Pancha Nataka, authored by Saroj Misra, is a gem in the world of Odia literature. This book, a collection of five plays, portrays the rich cultural heritage of Odisha through its captivating narratives, deep-rooted characters, and thought-provoking themes.
The first play in the book is “Tapaswi,” which delves into the ancient practice of austerity and the journey towards spiritual enlightenment. Set in a serene ashram, the protagonist, renowned ascetic Shiva, faces various challenges and temptations along his path. Through his moral dilemmas and internal struggles, the play explores the struggles of ascetics and the significance of self-realization.
The second play, “Biraja,” revolves around the powerful goddess Biraja, who is revered in many parts of Odisha. This play brings forth the divine aura and energy of the goddess and showcases the devotion and faith of her devotees. It also highlights the role of women in society and emphasizes the empowerment of women through spirituality.

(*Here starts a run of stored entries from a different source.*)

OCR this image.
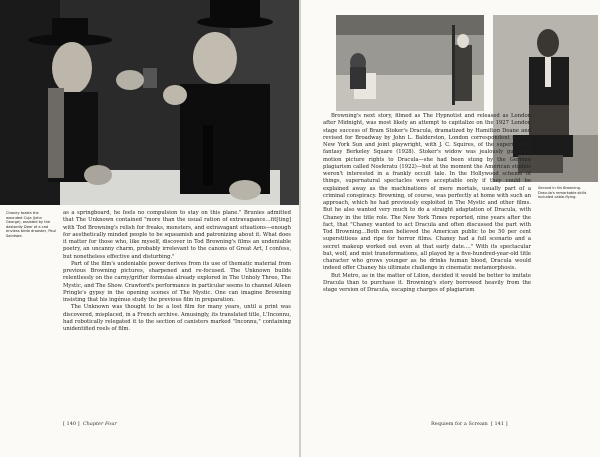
Chaney toasts the wounded Cuja (John George), assisted by the dastardly Dear of a cad enviess birdo droaster, Paul Saintsbe.

as a springboard, he feels no compulsion to stay on this plane." Brunies admitted that The Unknown contained "more than the usual ration of extravagance…fit[ting] with Tod Browning's relish for freaks, monsters, and extravagant situations—enough for aesthetically minded people to be squeamish and patronizing about it. What does it matter for those who, like myself, discover in Tod Browning's films an undeniable poetry, an uncanny charm, probably irrelevant to the canons of Great Art, I confess, but nonetheless effective and disturbing."

Part of the film's undeniable power derives from its use of thematic material from previous Browning pictures, sharpened and re-focused. The Unknown builds relentlessly on the carny/grifter formulas already explored in The Unholy Three, The Mystic, and The Show. Crawford's performance in particular seems to channel Aileen Pringle's gypsy in the opening scenes of The Mystic. One can imagine Browning insisting that his ingénue study the previous film in preparation.

The Unknown was thought to be a lost film for many years, until a print was discovered, misplaced, in a French archive. Amusingly, its translated title, L'Inconnu, had robotically relegated it to the section of canisters marked "Inconnu," containing unidentified reels of film.

[ 140 ] Chapter Four
Second in his Browning. Dracula's remarkable skills included cable-flying.

Browning's next story, filmed as The Hypnotist and released as London after Midnight, was most likely an attempt to capitalize on the 1927 London stage success of Bram Stoker's Dracula, dramatized by Hamilton Deane and revised for Broadway by John L. Balderston, London correspondent for the New York Sun and joint playwright, with J. C. Squires, of the supernatural fantasy Berkeley Square (1928). Stoker's widow was jealously guarding motion picture rights to Dracula—she had been stung by the German plagiarism called Nosferatu (1922)—but at the moment the American studios weren't interested in a frankly occult tale. In the Hollywood scheme of things, supernatural spectacles were acceptable only if they could be explained away as the machinations of mere mortals, usually part of a criminal conspiracy. Browning, of course, was perfectly at home with such an approach, which he had previously exploited in The Mystic and other films. But he also wanted very much to do a straight adaptation of Dracula, with Chaney in the title role. The New York Times reported, nine years after the fact, that "Chaney wanted to act Dracula and often discussed the part with Tod Browning…Both men believed the American public to be 50 per cent superstitious and ripe for horror films. Chaney had a full scenario and a secret makeup worked out even at that early date…." With its spectacular bat, wolf, and mist transformations, all played by a five-hundred-year-old title character who grows younger as he drinks human blood, Dracula would indeed offer Chaney his ultimate challenge in cinematic metamorphosis.

But Metro, as in the matter of Lilion, decided it would be better to imitate Dracula than to purchase it. Browning's story borrowed heavily from the stage version of Dracula, escaping charges of plagiarism

Requiem for a Scream [ 141 ]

The third play, “Mohini,” is a mesmerizing tale of love, deceit, and desire. It tells the story of a prince who falls in love with the enchanting Mohini, who turns out to be a mischievous sorceress. The play beautifully portrays the complexities of human emotions and the consequences of succumbing to worldly desires.
The fourth play, “Bhada Chandana,” is a powerful portrayal of the struggles and sacrifices of an exceptional woman named Chandana. She defies societal norms and fights against injustice, showcasing Odia women’s indomitable spirit and resilience. This play serves as an inspiration and highlights the need for gender equality and justice in society.

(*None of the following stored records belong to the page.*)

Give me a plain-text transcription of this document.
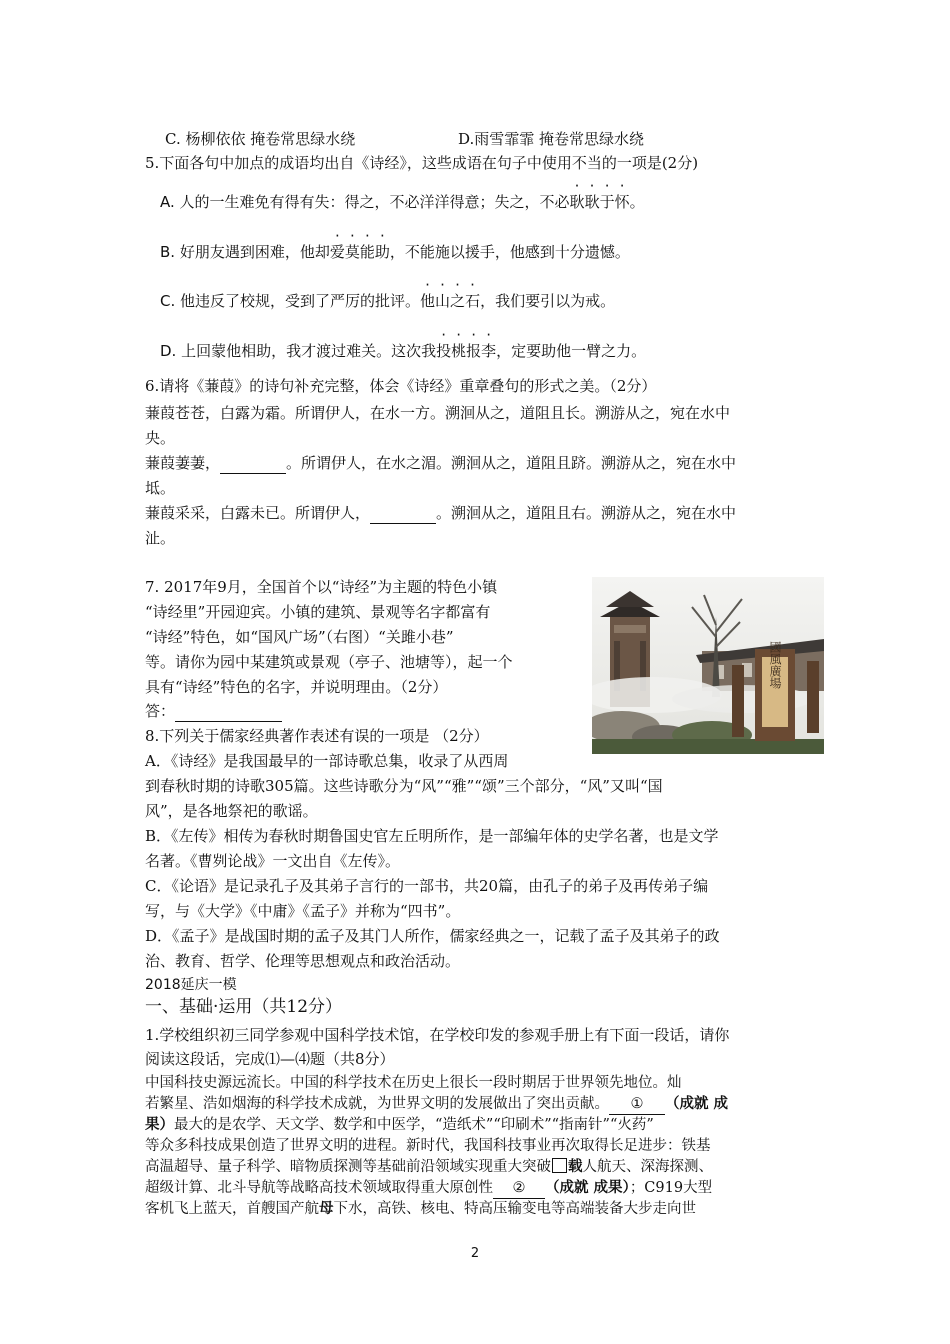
C. 杨柳依依 掩卷常思绿水绕	D.雨雪霏霏 掩卷常思绿水绕
5.下面各句中加点的成语均出自《诗经》，这些成语在句子中使用不当的一项是(2分)
A. 人的一生难免有得有失：得之，不必洋洋得意；失之，不必耿耿于怀。
B. 好朋友遇到困难，他却爱莫能助，不能施以援手，他感到十分遗憾。
C. 他违反了校规，受到了严厉的批评。他山之石，我们要引以为戒。
D. 上回蒙他相助，我才渡过难关。这次我投桃报李，定要助他一臂之力。
6.请将《蒹葭》的诗句补充完整，体会《诗经》重章叠句的形式之美。（2分）
蒹葭苍苍，白露为霜。所谓伊人，在水一方。溯洄从之，道阻且长。溯游从之，宛在水中
央。
蒹葭萋萋，	。所谓伊人，在水之湄。溯洄从之，道阻且跻。溯游从之，宛在水中
坻。
蒹葭采采，白露未已。所谓伊人，	。溯洄从之，道阻且右。溯游从之，宛在水中
沚。
7. 2017年9月，全国首个以“诗经”为主题的特色小镇
“诗经里”开园迎宾。小镇的建筑、景观等名字都富有
“诗经”特色，如“国风广场”（右图）“关雎小巷”
等。请你为园中某建筑或景观（亭子、池塘等），起一个
具有“诗经”特色的名字，并说明理由。（2分）
答：
國風廣場
8.下列关于儒家经典著作表述有误的一项是 （2分）
A．《诗经》是我国最早的一部诗歌总集，收录了从西周
到春秋时期的诗歌305篇。这些诗歌分为“风”“雅”“颂”三个部分，“风”又叫“国
风”，是各地祭祀的歌谣。
B．《左传》相传为春秋时期鲁国史官左丘明所作，是一部编年体的史学名著，也是文学
名著。《曹刿论战》一文出自《左传》。
C．《论语》是记录孔子及其弟子言行的一部书，共20篇，由孔子的弟子及再传弟子编
写，与《大学》《中庸》《孟子》并称为“四书”。
D．《孟子》是战国时期的孟子及其门人所作，儒家经典之一，记载了孟子及其弟子的政
治、教育、哲学、伦理等思想观点和政治活动。
2018延庆一模
一、基础·运用（共12分）
1.学校组织初三同学参观中国科学技术馆，在学校印发的参观手册上有下面一段话，请你
阅读这段话，完成⑴—⑷题（共8分）
中国科技史源远流长。中国的科学技术在历史上很长一段时期居于世界领先地位。灿
若繁星、浩如烟海的科学技术成就，为世界文明的发展做出了突出贡献。 ① （成就 成
果）最大的是农学、天文学、数学和中医学，“造纸术”“印刷术”“指南针”“火药”
等众多科技成果创造了世界文明的进程。新时代，我国科技事业再次取得长足进步：铁基
高温超导、量子科学、暗物质探测等基础前沿领域实现重大突破 载人航天、深海探测、
超级计算、北斗导航等战略高技术领域取得重大原创性 ② （成就 成果）；C919大型
客机飞上蓝天，首艘国产航母下水，高铁、核电、特高压输变电等高端装备大步走向世
2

The fifth and final play in the book, “Parabati,” narrates the story of a divine love between Lord Shiva and his consort, Parvati. It explores the depth of their relationship and the challenges they face together, highlighting the profound lessons on love, devotion, and sacrifice.

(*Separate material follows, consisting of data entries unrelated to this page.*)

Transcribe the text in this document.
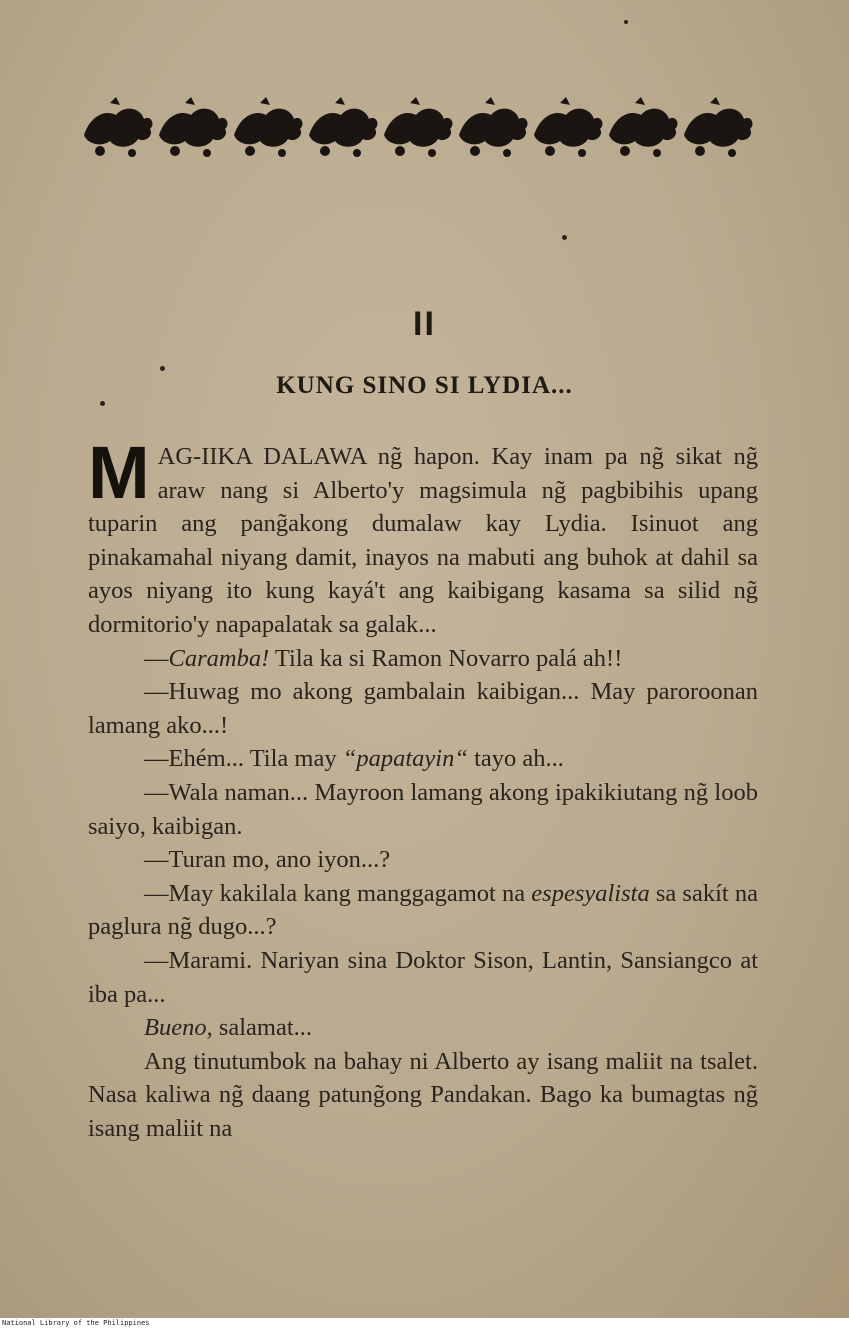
II
KUNG SINO SI LYDIA...

M AG-IIKA DALAWA ng̃ hapon. Kay inam pa ng̃ sikat ng̃ araw nang si Alberto'y magsimula ng̃ pagbibihis upang tuparin ang pang̃akong dumalaw kay Lydia. Isinuot ang pinakamahal niyang damit, inayos na mabuti ang buhok at dahil sa ayos niyang ito kung kayá't ang kaibigang kasama sa silid ng̃ dormitorio'y napapalatak sa galak...

—Caramba! Tila ka si Ramon Novarro palá ah!!

—Huwag mo akong gambalain kaibigan... May paroroonan lamang ako...!

—Ehém... Tila may “papatayin“ tayo ah...

—Wala naman... Mayroon lamang akong ipakikiutang ng̃ loob saiyo, kaibigan.

—Turan mo, ano iyon...?

—May kakilala kang manggagamot na espesyalista sa sakít na paglura ng̃ dugo...?

—Marami. Nariyan sina Doktor Sison, Lantin, Sansiangco at iba pa...

Bueno, salamat...

Ang tinutumbok na bahay ni Alberto ay isang maliit na tsalet. Nasa kaliwa ng̃ daang patung̃ong Pandakan. Bago ka bumagtas ng̃ isang maliit na

National Library of the Philippines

Saroj Misra, the author, showcases his profound knowledge of the Odia culture, traditions, and mythology through these plays. His writing style is captivating, evoking a range of emotions in the readers. The vivid descriptions and poetic language beautifully transport readers into the world of Odisha.
Through Pancha Nataka, Saroj Misra not only entertains readers but also raises pertinent questions about spirituality, social norms, gender roles, and the human condition. Each play carries a strong social message, urging readers to introspect and reflect upon their own lives and society’s functioning.
Overall, Pancha Nataka is a splendid collection that encapsulates the essence of Odia culture and literature. It stands as a testament to the author’s creative genius and his deep understanding of human emotions and societal dynamics. This book is a must-read for anyone seeking to delve into the realm of Odia literature and explore the diverse facets of our society.